Researchers from the school’s Computer Science and Artificial Intelligence Laboratory (CSAIL) last week debuted the platform dubbed DIODE, short for Directed Integer Overflow Detection.
As part of an experiment, the researchers tested DIODE on code from five different open source applications. While the system was able to generate inputs that triggered three integer overflows that were previously known, the system also found 11 new errors.
Four of the 11 overflows the team found are apparently still lingering in the wild, but the developers of those apps have been informed and CSAIL is awaiting confirmation of fixes.
Integer overflows result when computers can’t store numbers – usually because they haven’t been sanity checked – in the memory that’s been allocated for them. Sanity checks are simple queries to test functionality.
The seven researchers behind DIODE – Stelios Sidiroglou-Douskos, Eric Lahtinen, Nathan Rittenhouse, Paolo Piselli, Fan Long, Deokhwan Kim, and Martin Rinard – presented the system last week at the 20th ASPLOS (Architectural Support for Programming Languages and Operating Systems) conference in Istanbul.
The tool works by automatically generating inputs that trigger overflow errors at critical sites. DIODE, which is compatible with off-the-shelf x86 binaries, gets right to work and extracts target expressions and branch conditions for each memory allocation site.

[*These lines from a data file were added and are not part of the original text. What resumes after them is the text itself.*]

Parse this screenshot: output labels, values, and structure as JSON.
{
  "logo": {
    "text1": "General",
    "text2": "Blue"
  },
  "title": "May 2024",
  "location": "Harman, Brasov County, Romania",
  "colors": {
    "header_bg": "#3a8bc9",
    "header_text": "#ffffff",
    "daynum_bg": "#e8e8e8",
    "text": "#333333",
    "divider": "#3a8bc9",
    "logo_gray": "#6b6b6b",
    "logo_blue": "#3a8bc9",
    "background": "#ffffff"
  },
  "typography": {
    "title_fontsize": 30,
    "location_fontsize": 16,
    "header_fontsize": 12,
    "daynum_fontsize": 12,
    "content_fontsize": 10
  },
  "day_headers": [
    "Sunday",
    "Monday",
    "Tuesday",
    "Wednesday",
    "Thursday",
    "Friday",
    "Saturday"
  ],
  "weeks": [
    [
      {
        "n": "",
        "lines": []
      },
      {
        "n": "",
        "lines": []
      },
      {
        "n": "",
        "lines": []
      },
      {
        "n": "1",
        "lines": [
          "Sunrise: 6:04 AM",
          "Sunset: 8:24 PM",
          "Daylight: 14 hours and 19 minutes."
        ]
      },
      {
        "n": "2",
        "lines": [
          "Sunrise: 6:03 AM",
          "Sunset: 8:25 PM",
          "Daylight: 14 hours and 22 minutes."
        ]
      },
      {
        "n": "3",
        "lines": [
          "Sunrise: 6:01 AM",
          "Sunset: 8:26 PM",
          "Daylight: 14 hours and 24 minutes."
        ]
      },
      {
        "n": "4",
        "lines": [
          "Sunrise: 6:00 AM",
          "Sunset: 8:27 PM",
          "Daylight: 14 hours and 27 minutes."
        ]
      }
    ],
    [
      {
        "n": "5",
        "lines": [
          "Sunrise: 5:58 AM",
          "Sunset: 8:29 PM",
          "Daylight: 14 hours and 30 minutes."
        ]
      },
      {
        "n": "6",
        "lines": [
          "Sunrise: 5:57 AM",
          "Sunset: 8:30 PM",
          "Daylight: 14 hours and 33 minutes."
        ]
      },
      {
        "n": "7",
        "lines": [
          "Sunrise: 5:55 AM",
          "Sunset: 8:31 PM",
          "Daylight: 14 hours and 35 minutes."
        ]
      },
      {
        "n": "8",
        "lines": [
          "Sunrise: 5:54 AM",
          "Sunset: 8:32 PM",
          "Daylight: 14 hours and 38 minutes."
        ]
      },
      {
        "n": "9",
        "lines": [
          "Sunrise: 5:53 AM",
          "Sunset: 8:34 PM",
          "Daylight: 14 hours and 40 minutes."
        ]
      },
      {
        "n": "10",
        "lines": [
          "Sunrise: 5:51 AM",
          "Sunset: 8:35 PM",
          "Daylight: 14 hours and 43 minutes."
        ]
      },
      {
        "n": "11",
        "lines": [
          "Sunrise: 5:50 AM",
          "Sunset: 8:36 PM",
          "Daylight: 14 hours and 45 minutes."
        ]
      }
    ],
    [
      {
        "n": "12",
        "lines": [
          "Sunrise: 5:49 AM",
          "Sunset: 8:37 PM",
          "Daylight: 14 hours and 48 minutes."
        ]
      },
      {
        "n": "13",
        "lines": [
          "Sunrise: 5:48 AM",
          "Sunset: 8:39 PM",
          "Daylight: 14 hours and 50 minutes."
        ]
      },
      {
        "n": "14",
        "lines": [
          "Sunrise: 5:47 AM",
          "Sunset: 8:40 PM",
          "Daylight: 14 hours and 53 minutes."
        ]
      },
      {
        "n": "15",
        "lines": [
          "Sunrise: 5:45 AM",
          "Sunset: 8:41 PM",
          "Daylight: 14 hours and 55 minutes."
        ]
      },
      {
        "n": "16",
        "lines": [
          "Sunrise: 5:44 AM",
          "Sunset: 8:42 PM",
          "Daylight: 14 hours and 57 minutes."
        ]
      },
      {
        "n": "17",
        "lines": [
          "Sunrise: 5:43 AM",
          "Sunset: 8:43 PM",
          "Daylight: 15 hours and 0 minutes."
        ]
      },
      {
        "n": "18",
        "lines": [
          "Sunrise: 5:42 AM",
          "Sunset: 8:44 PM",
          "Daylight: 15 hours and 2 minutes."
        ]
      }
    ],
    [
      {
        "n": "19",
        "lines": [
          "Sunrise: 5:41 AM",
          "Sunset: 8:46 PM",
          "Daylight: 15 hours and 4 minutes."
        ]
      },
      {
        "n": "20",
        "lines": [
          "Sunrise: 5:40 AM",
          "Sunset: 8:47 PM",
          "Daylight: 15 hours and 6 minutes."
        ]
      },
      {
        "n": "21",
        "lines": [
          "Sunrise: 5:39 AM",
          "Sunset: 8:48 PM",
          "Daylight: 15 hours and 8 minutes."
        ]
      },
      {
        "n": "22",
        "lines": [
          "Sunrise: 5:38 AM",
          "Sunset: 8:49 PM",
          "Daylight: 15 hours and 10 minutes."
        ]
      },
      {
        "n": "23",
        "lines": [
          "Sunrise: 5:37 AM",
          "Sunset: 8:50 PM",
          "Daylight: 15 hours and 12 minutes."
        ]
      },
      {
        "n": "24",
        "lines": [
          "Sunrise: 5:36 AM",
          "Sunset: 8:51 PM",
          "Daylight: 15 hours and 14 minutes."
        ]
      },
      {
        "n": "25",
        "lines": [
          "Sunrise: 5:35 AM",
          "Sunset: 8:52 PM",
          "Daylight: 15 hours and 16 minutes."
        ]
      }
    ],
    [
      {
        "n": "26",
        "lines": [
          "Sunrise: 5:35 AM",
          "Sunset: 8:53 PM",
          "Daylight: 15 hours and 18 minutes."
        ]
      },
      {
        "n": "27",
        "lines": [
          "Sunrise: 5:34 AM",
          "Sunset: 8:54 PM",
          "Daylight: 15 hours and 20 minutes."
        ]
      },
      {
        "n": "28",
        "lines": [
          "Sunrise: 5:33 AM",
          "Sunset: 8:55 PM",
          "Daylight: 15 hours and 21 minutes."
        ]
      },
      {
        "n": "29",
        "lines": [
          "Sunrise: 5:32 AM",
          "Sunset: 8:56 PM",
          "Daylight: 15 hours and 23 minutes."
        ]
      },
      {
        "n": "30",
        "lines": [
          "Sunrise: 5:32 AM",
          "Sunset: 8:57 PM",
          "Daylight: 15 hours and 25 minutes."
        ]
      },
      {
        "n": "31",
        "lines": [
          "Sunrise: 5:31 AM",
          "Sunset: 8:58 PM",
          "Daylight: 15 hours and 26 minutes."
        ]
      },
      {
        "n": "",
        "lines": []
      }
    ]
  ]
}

As Stelios Sidiroglou-Douskos, a research scientist at CSAIL and the lead author of the paper writes, whenever DIODE stumbles upon an integer that may be used in a dangerous operation, the system records the current state of the symbolic expression. The system doesn’t trigger an overflow right off the bat, but characterizes the values around it to better inform the programmer. If DIODE finds a trigger value, it marks it down to help in any future debugging.
DIODE’s inputs should identify, then satisfy the requisite sanity checks and “generate an overflow in the target expression, and impose no other constraints on the specific path that the input takes to trigger the overflow,” according to Sidiroglou-Douskos.
DIODE, which was supported on behalf of a DARPA grant, isn’t the first debugging tool developed to dig up integer overflows. Researchers with CSAIL previously developed static analysis tools that, like SIFT (.PDF) which points out inputs that can lead to overflow errors and KINT, (.PDF) a PHP tool.
As the team’s academic paper points out however, unlike SIFT, which requires direct access to source code, DIODE works directly with stripped x86 code. The tool also bests KINT, which often generates a large number of false positives, by omitting false positives.
M.I.T. hopes to release DIODE to the public as open source after the program it’s being developed under, DARPA’s Mission-oriented Resilient Clouds (MRC) program, concludes in October 2015.